So I am new to ML and trying to make a simple "library" so I can learn more about neural networks.
My question: According to my understanding I have to take the derivative of each layer according to their activation function so I can calculate their deltas and adjust their weights etc...
For ReLU, sigmoid, tanh, it's super simple to implement them in Java (which is the language I am using BTW)
But to go from output to the input I have to start from (obviously) the output which has an activation function of softmax.
So do I have to take the derivative of the output layer as well or does it just apply to every other layer?
If I do have to get the derivative how can I implement the derivative that in Java? Thanks.
I have read a lot of pages with the explanation of the derivative of the softmax algorithm but they were really complicated for me and as I said I just started to learn ML and I didn't wanted to use a library off the shelf so here I am.
This is the class I store my activation functions.

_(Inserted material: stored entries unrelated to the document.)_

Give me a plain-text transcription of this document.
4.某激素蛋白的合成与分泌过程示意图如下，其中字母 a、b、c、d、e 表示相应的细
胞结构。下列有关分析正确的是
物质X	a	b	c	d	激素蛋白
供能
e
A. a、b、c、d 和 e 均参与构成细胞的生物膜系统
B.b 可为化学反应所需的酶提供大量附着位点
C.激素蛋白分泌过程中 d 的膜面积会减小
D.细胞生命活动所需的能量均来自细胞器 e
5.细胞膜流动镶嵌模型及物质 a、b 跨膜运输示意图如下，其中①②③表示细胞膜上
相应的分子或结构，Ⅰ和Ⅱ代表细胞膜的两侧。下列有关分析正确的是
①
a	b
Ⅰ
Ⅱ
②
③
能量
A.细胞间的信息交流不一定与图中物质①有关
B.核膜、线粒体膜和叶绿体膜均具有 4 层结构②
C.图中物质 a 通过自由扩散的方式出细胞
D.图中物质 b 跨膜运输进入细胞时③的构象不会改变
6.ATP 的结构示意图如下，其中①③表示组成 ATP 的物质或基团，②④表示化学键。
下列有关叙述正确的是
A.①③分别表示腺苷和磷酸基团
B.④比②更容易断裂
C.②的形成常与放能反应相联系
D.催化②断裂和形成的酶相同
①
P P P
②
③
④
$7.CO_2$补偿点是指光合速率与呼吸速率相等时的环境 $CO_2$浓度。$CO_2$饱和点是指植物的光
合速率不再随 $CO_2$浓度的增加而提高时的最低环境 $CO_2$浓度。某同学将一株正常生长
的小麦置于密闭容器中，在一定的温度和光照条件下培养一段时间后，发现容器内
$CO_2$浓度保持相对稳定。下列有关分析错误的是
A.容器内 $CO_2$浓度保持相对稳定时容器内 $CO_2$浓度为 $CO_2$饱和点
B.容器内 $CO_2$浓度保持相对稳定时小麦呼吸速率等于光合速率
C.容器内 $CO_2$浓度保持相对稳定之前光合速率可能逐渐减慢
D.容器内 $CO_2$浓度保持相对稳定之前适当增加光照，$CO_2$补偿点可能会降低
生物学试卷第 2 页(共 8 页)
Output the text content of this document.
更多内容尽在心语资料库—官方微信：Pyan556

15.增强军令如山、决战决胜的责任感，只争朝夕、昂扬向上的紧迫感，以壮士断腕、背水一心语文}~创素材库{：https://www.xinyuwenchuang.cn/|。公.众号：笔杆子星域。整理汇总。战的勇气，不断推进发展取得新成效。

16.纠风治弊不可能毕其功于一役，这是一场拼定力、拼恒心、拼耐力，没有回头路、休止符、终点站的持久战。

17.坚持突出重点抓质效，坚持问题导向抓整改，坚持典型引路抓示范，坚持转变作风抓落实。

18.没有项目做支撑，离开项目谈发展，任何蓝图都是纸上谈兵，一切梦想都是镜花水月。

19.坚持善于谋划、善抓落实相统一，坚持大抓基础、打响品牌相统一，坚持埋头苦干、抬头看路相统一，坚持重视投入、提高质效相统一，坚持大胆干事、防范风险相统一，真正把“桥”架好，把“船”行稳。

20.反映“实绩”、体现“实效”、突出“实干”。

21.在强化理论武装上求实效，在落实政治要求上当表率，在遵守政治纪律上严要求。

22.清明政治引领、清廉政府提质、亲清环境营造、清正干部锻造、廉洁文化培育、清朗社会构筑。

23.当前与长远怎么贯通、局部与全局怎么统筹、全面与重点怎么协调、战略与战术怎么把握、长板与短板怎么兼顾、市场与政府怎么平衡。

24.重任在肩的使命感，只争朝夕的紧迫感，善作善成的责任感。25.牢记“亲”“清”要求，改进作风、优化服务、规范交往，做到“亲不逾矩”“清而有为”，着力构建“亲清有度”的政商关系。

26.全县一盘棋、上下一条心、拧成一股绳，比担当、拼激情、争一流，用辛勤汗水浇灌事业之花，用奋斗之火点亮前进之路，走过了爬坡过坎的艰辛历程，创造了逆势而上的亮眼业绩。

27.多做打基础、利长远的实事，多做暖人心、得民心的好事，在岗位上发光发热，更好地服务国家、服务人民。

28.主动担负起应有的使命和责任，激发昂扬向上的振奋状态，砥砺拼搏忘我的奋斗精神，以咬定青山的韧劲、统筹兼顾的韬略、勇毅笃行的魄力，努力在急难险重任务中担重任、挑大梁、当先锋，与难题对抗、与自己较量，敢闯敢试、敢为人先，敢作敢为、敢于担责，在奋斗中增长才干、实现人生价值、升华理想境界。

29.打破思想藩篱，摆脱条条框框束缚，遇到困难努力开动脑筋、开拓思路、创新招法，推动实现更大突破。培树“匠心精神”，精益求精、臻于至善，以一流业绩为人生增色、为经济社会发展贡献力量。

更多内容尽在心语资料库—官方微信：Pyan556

public class ActivationFunction {
public static double tanh(double val) {
return Math.tanh(val);
}
public static double sigmoid(double val) {
return 1 / 1 + Math.exp(-val);
}
public static double relu(double val) {
return Math.max(val, 0);
}
public static double leaky_relu(double val) {
double result = 0;
if (val > 0) result = val;
else result = val * 0.01;
return result;
}
public static double[] softmax(double[] array) {
double max = max(array);
for (int i = 0; i < array.length; i++) {
array[i] = array[i] - max;
}
double sum = 0;
double[] result = new double[array.length];
for (int i = 0; i < array.length; i++) {
sum += Math.exp(array[i]);
}
for (int i = 0; i < result.length; i++) {
result[i] = Math.exp(array[i]) / sum;
}
return result;
}
public static double dTanh(double x) {
double tan = Math.tanh(x);
return (1 / tan) - tan;
}
public static double dSigmoid(double x) {
return x * (1 - x);
}
public static double dRelu(double x) {
double result;
if (x > 0) result = 1;
else result = 0;
return result;
}
public static double dLeaky_Relu(double x) {
double result;
if (x > 0) result = 1;
else if (x < 0) result = 0.01;
else result = 0;
return result;
}
private static double max(double[] array) {
double result = Double.MIN_VALUE;
for (int i = 0; i < array.length; i++) {
if (array[i] > result) result = array[i];
}
return result;
}
}
I am expecting to get the answer for the question: Do I need the derivative of softmax or not? If so how can I implement it?